A heat treatment was performed for 2 hours to obtain a surface reoxidized semiconductor porcelain. In Table 1, the term "spacer" means a spacer formed from the above powder. Ag electrode material paste was applied in a circular shape of 6 m φ on both sides of the surface reoxidation type semiconductor porcelain obtained above, and baked at 1.800℃ for 10 minutes to test the surface reoxidation type semiconductor porcelain capacitor. I got a fee.

For the 6,500 capacitor samples obtained in this way, the measurement frequency was 1kHz, the measurement voltage was 0.4VC', the capacitance C[nF], g[lt loss 1*nδ(%), O, and the voltage of 50V DC were measured at 15 Insulation resistance IR after applying for seconds
(Measure MQI, average value = 1 variation (3σ/ma),
The ratio of the throughput per pod, that is, the throughput ratio, was determined and the results are shown in Table 2.

As shown in Table 1, Table 2, and Table 2, all the samples obtained in Examples 1 to 4 of the present invention have capacitance, dielectric loss, insulation resistance, and the conventional flat packing shown in Comparative Example 1. It had the same characteristics as the samples obtained by this method, and had smaller variations in capacitance and dielectric loss than the samples obtained in Comparative Examples 2 and 3.

In addition, in terms of the throughput per pod, the throughput was more than seven times that of the conventional flat packing method.

In the above embodiments, alumina or zirconia was used as the powder, but the present invention is not limited to this.

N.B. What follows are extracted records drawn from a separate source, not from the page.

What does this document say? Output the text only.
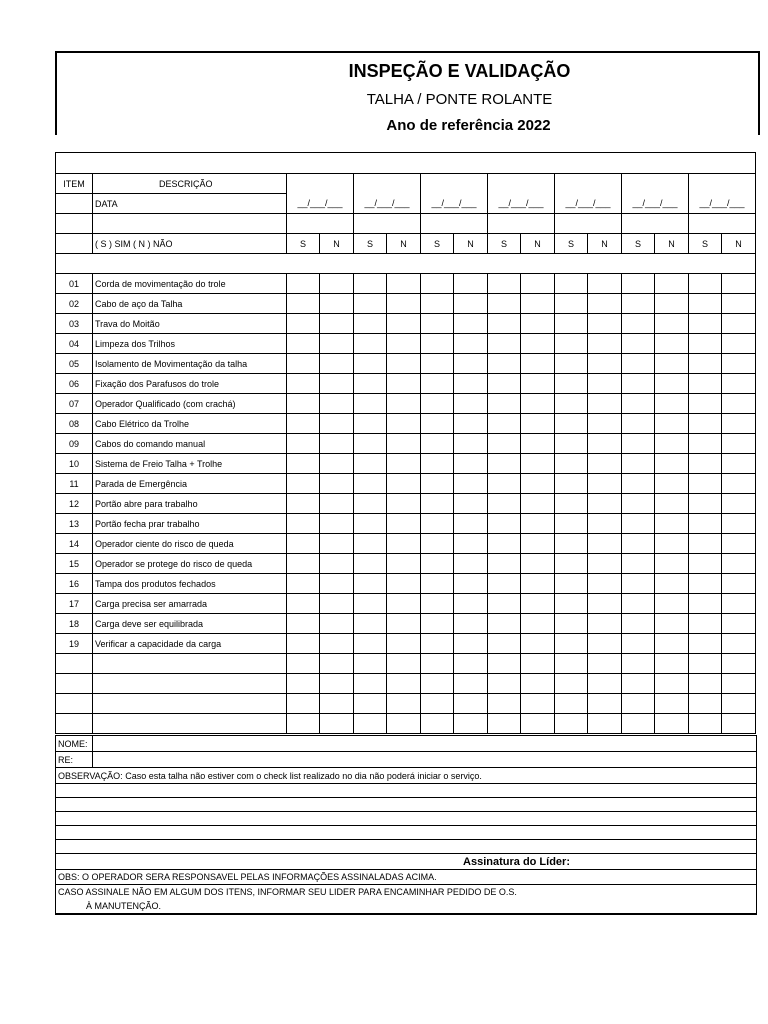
INSPEÇÃO E VALIDAÇÃO
TALHA / PONTE ROLANTE
Ano de referência 2022

ITEM	DESCRIÇÃO														
	DATA	__/___/___		__/___/___		__/___/___		__/___/___		__/___/___		__/___/___		__/___/___	

	( S ) SIM ( N ) NÃO	S	N	S	N	S	N	S	N	S	N	S	N	S	N

01	Corda de movimentação do trole														
02	Cabo de aço da Talha														
03	Trava do Moitão														
04	Limpeza dos Trilhos														
05	Isolamento de Movimentação da talha														
06	Fixação dos Parafusos do trole														
07	Operador Qualificado (com crachá)														
08	Cabo Elétrico da Trolhe														
09	Cabos do comando manual														
10	Sistema de Freio Talha + Trolhe														
11	Parada de Emergência														
12	Portão abre para trabalho														
13	Portão fecha prar trabalho														
14	Operador ciente do risco de queda														
15	Operador se protege do risco de queda														
16	Tampa dos produtos fechados														
17	Carga precisa ser amarrada														
18	Carga deve ser equilibrada														
19	Verificar a capacidade da carga														

NOME:	
RE:	
OBSERVAÇÃO: Caso esta talha não estiver com o check list realizado no dia não poderá iniciar o serviço.	

Assinatura do Líder:	
OBS: O OPERADOR SERA RESPONSAVEL PELAS INFORMAÇÕES ASSINALADAS ACIMA.	
CASO ASSINALE NÃO EM ALGUM DOS ITENS, INFORMAR SEU LIDER PARA ENCAMINHAR PEDIDO DE O.S.	
À MANUTENÇÃO.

Among metals, metal oxides, carbides, and nitrides,
It is possible to use various powders selected from powders having a melting point 100° C. or more higher than the heat treatment temperature.

〔Effect of the invention〕

According to the present invention, as shown in the results of the above examples, surface reoxidation type semiconductor ceramic capacitors can be efficiently manufactured without increasing variation in characteristics or deteriorating characteristics.

Claims (1)

[Claims] The raw materials for semiconductor porcelain are mixed and then molded, the resulting molded body is fired in the air, heat treated in a reducing atmosphere, and then heat treated again in the air to reoxidize the surface. In a method for manufacturing a surface reoxidation type semiconductor ceramic capacitor in which a pair of electrode layers is formed on the surface of a type semiconductor ceramic, metals or metal oxides, carbides, and nitrides are removed when the semiconductor ceramic is heat-treated in the atmosphere again. Of things,
A surface reoxidation type semiconductor porcelain characterized by preparing a powder having a melting point higher than the heat treatment temperature by 100°C or more, and heat-treating the semiconductor porcelain in a stacked state so that the powder exists between the semiconductor porcelains. Method of manufacturing capacitors.